PhDr. Ladislav Nezkusil

* 1921

  • “Before we left, before we got on the train, we sang the national anthem. Back then it was forbidden - Kde domov můj [Where Is My Home]. And the interesting thing is, the gendarmes who were there to keep the peace, there were eight of them. They stood and saluted. So we reckoned: ‘Well, boys, nice.’ They earned our respect.”

  • “Mainz was broken to bits, it was a city of something over a million, and destroyed. They said at the time that it had forty thousand dead people and about eighty thousand without shelter. When people spoke of the air raids, they said in general - the air raids demolished the houses, razed the city, but it was very complicated. What would happen, say, was that they’d raze the city, but the school in which we lived remained untouched, but there was no water, no electricity, you couldn’t cook anything. So we ate cold food. If you were wounded, the hospitals were crammed, full of people. This was all connected with the city being razed. Smoke everywhere, and when the wind blew, we’d say: ‘I can smell smoked meat.’ Like when we smoked meat in the village, when we slaughtered a pig.”

  • “And before sunrise I reached the town [of Smidary], and I went round it so that no one would see me, and I hurried on along the road to Vinary. I met one boy there, who I used to play with. I reckoned: ‘Man, this is bad.’ He was riding somewhere with some horses. He served under a farmer during the war, otherwise he was a labourer. He worked at the factory in Skřivany. He didn’t recognise me. And I thought he was pretending he didn’t recognise me, so he wouldn’t say anything, so he wouldn’t blab that he saw someone. So I told him: ‘Jarek, I’m on the run from the Reich.’ - ‘Oh, that’s you, Láďa, look at you! You’re just skin and bones. I couldn’t recognise you at all. Would you like a piece of bread?’ I said: ‘No, I’ll be home soon. Don’t delay me, but don’t tell anyone you met me.’ There was path and dirt road leading off from the main road, and that took me all the way home. I got to the slope, I ran across it. I ran across the meadow to our house, and I thought: ‘There isn’t much light yet, I’ll be in luck, no one will see me.’ Because where we lived, we bordered with the meadow. So I ran up there, and the door was closed. So I tried the latch to see if I could open it. And Dad happened to pass by, and he said: ‘I can see a bloke, I guess you’re hungry, right?’ I said: ‘Yes, I am.’ Only then did he recognise that it was me, so he opened the door. We hugged. I ran into the kitchen, Mum was preparing coffee for breakfast. She almost lost it, to put it simply. So she poured me some coffee as well, so I took the coffee, a piece of bread, and I lay down. I said: ‘I have to go sleep in the barn, so no one sees me.’ - ‘Oh, none of that, lie down here, and we’ll deny you’re here, we won’t let anyone in.’ So I slept for about a day, or even a bit longer.”

  • Full recordings
  • 1

    Hradec Králové, 26.07.2013

    (audio)
    duration: 03:02:27
    media recorded in project Stories of 20th Century
Full recordings are available only for logged users.

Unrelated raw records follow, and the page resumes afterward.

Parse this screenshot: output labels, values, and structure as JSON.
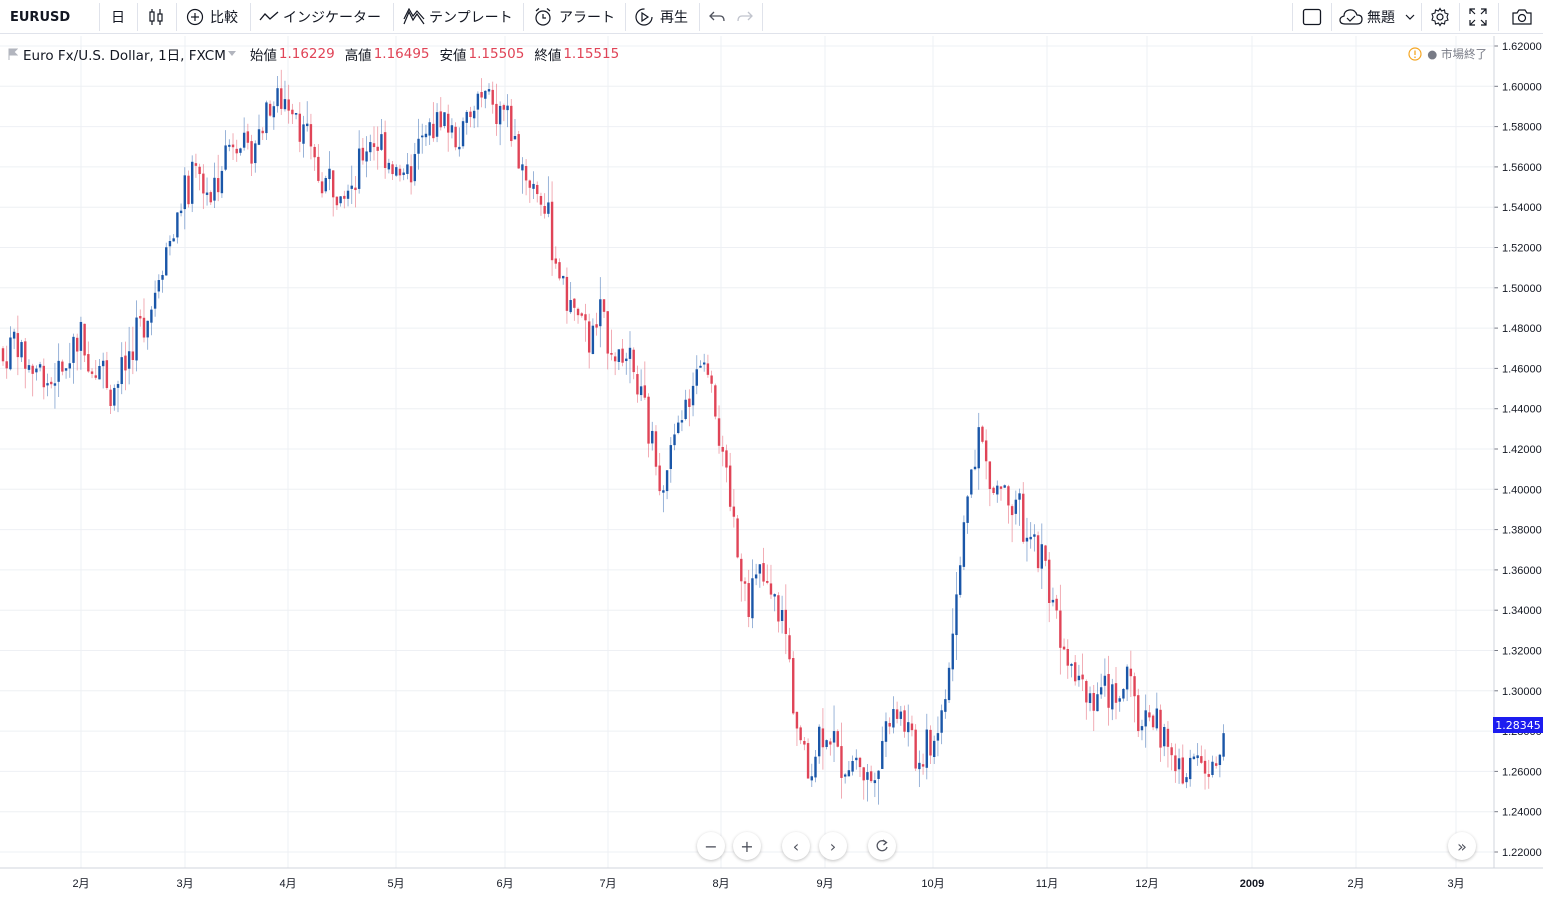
{
  "toolbar": {
    "symbol": "EURUSD",
    "interval": "日",
    "compare_label": "比較",
    "indicators_label": "インジケーター",
    "templates_label": "テンプレート",
    "alert_label": "アラート",
    "replay_label": "再生",
    "layout_label": "無題"
  },
  "legend": {
    "title": "Euro Fx/U.S. Dollar, 1日, FXCM",
    "open_label": "始値",
    "open_value": "1.16229",
    "high_label": "高値",
    "high_value": "1.16495",
    "low_label": "安値",
    "low_value": "1.15505",
    "close_label": "終値",
    "close_value": "1.15515"
  },
  "status": {
    "market_state": "● 市場終了"
  },
  "colors": {
    "up": "#1a56a8",
    "down": "#e04457",
    "grid": "#eef0f4",
    "price_tag": "#1c1cf0"
  },
  "chart_data": {
    "type": "candlestick",
    "ylim": [
      1.21,
      1.625
    ],
    "y_ticks": [
      "1.62000",
      "1.60000",
      "1.58000",
      "1.56000",
      "1.54000",
      "1.52000",
      "1.50000",
      "1.48000",
      "1.46000",
      "1.44000",
      "1.42000",
      "1.40000",
      "1.38000",
      "1.36000",
      "1.34000",
      "1.32000",
      "1.30000",
      "1.28000",
      "1.26000",
      "1.24000",
      "1.22000"
    ],
    "x_ticks": [
      "2月",
      "3月",
      "4月",
      "5月",
      "6月",
      "7月",
      "8月",
      "9月",
      "10月",
      "11月",
      "12月",
      "2009",
      "2月",
      "3月"
    ],
    "last_price": "1.28345",
    "anchors": [
      [
        1.47,
        1.455
      ],
      [
        1.48,
        1.473
      ],
      [
        1.45,
        1.472
      ],
      [
        1.465,
        1.455
      ],
      [
        1.445,
        1.463
      ],
      [
        1.468,
        1.453
      ],
      [
        1.487,
        1.475
      ],
      [
        1.471,
        1.462
      ],
      [
        1.46,
        1.462
      ],
      [
        1.445,
        1.454
      ],
      [
        1.471,
        1.45
      ],
      [
        1.483,
        1.48
      ],
      [
        1.493,
        1.48
      ],
      [
        1.521,
        1.51
      ],
      [
        1.535,
        1.52
      ],
      [
        1.551,
        1.548
      ],
      [
        1.563,
        1.549
      ],
      [
        1.548,
        1.54
      ],
      [
        1.57,
        1.56
      ],
      [
        1.584,
        1.569
      ],
      [
        1.563,
        1.572
      ],
      [
        1.575,
        1.576
      ],
      [
        1.592,
        1.589
      ],
      [
        1.597,
        1.593
      ],
      [
        1.581,
        1.597
      ],
      [
        1.567,
        1.569
      ],
      [
        1.551,
        1.556
      ],
      [
        1.547,
        1.56
      ],
      [
        1.548,
        1.554
      ],
      [
        1.555,
        1.56
      ],
      [
        1.58,
        1.568
      ],
      [
        1.576,
        1.568
      ],
      [
        1.549,
        1.569
      ],
      [
        1.545,
        1.557
      ],
      [
        1.575,
        1.562
      ],
      [
        1.58,
        1.578
      ],
      [
        1.592,
        1.584
      ],
      [
        1.575,
        1.57
      ],
      [
        1.578,
        1.58
      ],
      [
        1.594,
        1.593
      ],
      [
        1.592,
        1.587
      ],
      [
        1.592,
        1.585
      ],
      [
        1.568,
        1.573
      ],
      [
        1.559,
        1.551
      ],
      [
        1.545,
        1.547
      ],
      [
        1.524,
        1.521
      ],
      [
        1.495,
        1.499
      ],
      [
        1.485,
        1.487
      ],
      [
        1.47,
        1.474
      ],
      [
        1.488,
        1.483
      ],
      [
        1.47,
        1.473
      ],
      [
        1.46,
        1.467
      ],
      [
        1.448,
        1.452
      ],
      [
        1.422,
        1.43
      ],
      [
        1.404,
        1.407
      ],
      [
        1.425,
        1.421
      ],
      [
        1.448,
        1.44
      ],
      [
        1.463,
        1.467
      ],
      [
        1.461,
        1.455
      ],
      [
        1.409,
        1.41
      ],
      [
        1.377,
        1.38
      ],
      [
        1.35,
        1.346
      ],
      [
        1.357,
        1.359
      ],
      [
        1.343,
        1.344
      ],
      [
        1.335,
        1.332
      ],
      [
        1.279,
        1.289
      ],
      [
        1.26,
        1.252
      ],
      [
        1.285,
        1.28
      ],
      [
        1.273,
        1.277
      ],
      [
        1.26,
        1.262
      ],
      [
        1.266,
        1.27
      ],
      [
        1.257,
        1.25
      ],
      [
        1.274,
        1.278
      ],
      [
        1.3,
        1.29
      ],
      [
        1.283,
        1.282
      ],
      [
        1.266,
        1.26
      ],
      [
        1.274,
        1.273
      ],
      [
        1.284,
        1.29
      ],
      [
        1.333,
        1.338
      ],
      [
        1.397,
        1.4
      ],
      [
        1.43,
        1.43
      ],
      [
        1.396,
        1.398
      ],
      [
        1.403,
        1.402
      ],
      [
        1.393,
        1.401
      ],
      [
        1.372,
        1.37
      ],
      [
        1.369,
        1.374
      ],
      [
        1.348,
        1.346
      ],
      [
        1.32,
        1.326
      ],
      [
        1.314,
        1.31
      ],
      [
        1.298,
        1.299
      ],
      [
        1.3,
        1.299
      ],
      [
        1.298,
        1.298
      ],
      [
        1.305,
        1.306
      ],
      [
        1.284,
        1.283
      ],
      [
        1.286,
        1.292
      ],
      [
        1.278,
        1.275
      ],
      [
        1.264,
        1.256
      ],
      [
        1.261,
        1.264
      ],
      [
        1.268,
        1.265
      ],
      [
        1.258,
        1.26
      ],
      [
        1.283,
        1.285
      ]
    ]
  }
}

The innocent suffered the most during the war

Ladislav Nezkusil
Ladislav Nezkusil
photo: autor Martin Reichl

Ladislav Nezkusil was born on 17 December 1921 in Vinary near Nový Bydžov. In 1942 he was drafted into forced labour in Germany. After a short stay at Camp Baumholder on the French-German border, he found himself in a paramilitary organisation whose task it was to “rebuild the Reich”. His first assignment was to the city of Mainz, damaged by bombing. He worked there for one year as a bricklayers’ helper, and he made a good name for himself with his foremen for his skills. While rebuilding of the city he helped dig out both live and dead people from the ruins of demolished houses, he suffered through the ever-present hunger and a severe work injury. Ladislav’s next place of abode was Kassel, where he worked on rebuilding the city with carpenters and joiners. In the next city, Zeitz, he was tasked with repairing the cooling towers of mineral-oil refineries. With the battlefront encroaching, air raids became more and more frequent. And so Ladislav decided to flee. Together with a friend they walked and rode by train all the way to Prague, whence Ladislav continued home to Vinary. After the liberation he wanted to work in farming, but he could not do so because of the injury he received in Germany. He decided to become a teacher. In 1948 he joined the Communist Party of Czechoslovakia and became chairman of the local branch. He made rounds of the village and tried to persuade farmers to join the local cooperative. He graduated from the Faculty of Arts of Charles University in Prague, he then worked at the Department of History and Philosophy of the Central Army House in Prague. In 1969 he switched to the Military Faculty of Medicine in Hradec Králové, where he lectured to both civilian and military students on Marxism and scientific Communism. He held this position for more than twenty years, until the revolution in 1989. His department was then dissolved and Ladislav went into retirement. In 2005 Ladislav Nezkusil published the book Z deníku nuceně nasazeného (From the Diary of a Forced Labourer).